For one flagrant interrupter she worked with, Su pulled out some preschool training strategies and asked her client to use a "listening stick" at home with his wife: he couldn't speak until his wife handed him the stick.
If you can get the awful listeners to listen, the solutions are as simple as slowing down, getting comfortable with silence, and focusing attention on the speaker. But if you find yourself getting physically uncomfortable when you're not hearing the sound of your own voice, she said the first step is to get comfortable with the discomfort.

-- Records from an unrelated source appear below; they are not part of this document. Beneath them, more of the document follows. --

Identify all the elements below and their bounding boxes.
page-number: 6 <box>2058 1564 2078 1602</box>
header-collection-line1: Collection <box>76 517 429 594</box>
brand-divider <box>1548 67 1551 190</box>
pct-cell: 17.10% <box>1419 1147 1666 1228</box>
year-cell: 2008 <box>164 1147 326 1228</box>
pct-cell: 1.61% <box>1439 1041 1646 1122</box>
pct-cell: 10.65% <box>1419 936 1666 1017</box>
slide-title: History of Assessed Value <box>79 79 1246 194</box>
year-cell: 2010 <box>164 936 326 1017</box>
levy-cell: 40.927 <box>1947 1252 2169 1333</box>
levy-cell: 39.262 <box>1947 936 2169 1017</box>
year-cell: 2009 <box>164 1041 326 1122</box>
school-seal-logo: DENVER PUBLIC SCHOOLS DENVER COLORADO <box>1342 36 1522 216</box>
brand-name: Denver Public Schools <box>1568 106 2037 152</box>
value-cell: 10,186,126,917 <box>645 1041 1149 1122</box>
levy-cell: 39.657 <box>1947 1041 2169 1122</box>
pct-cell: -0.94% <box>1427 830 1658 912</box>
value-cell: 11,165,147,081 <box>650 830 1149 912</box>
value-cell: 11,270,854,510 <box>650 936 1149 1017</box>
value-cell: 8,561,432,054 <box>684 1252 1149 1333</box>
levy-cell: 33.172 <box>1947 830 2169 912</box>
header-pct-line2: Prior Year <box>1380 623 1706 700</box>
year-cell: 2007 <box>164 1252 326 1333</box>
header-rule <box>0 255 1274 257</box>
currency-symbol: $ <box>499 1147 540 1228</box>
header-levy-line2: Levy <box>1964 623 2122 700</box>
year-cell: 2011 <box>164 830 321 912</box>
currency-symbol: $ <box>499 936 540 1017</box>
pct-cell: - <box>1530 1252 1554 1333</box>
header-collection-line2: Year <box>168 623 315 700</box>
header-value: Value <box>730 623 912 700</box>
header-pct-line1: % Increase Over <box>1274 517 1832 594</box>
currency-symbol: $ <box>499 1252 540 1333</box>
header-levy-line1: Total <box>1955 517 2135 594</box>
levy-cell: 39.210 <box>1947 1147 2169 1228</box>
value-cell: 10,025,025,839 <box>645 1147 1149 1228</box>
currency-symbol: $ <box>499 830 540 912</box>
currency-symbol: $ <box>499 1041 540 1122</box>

"Part of listening is listening for the facts," Su said. "Is the person sharing facts that you weren't aware of? Hear the person out." She said as you listen, you need to have your mind open to being changed. And if you don't agree with the speaker, let the speaker know you've listened to what they've said, and then tell them why you disagree.
But if you're the one who isn't being heard during a one-on-one with your boss, Su said you need to go over the conversation at the end of your chat, and reiterate your points. If you're in a large meeting where you keep getting interrupted, you can use verbal cues during the meeting like raising your hand gently and saying "Hang on a second, let me just finish my point there," Su said.
And most importantly, don't rely on your own opinion to determine if you're a good listener. Go to a trusted colleague. They'll tell you the truth. If you're willing to listen and hear what she has to say.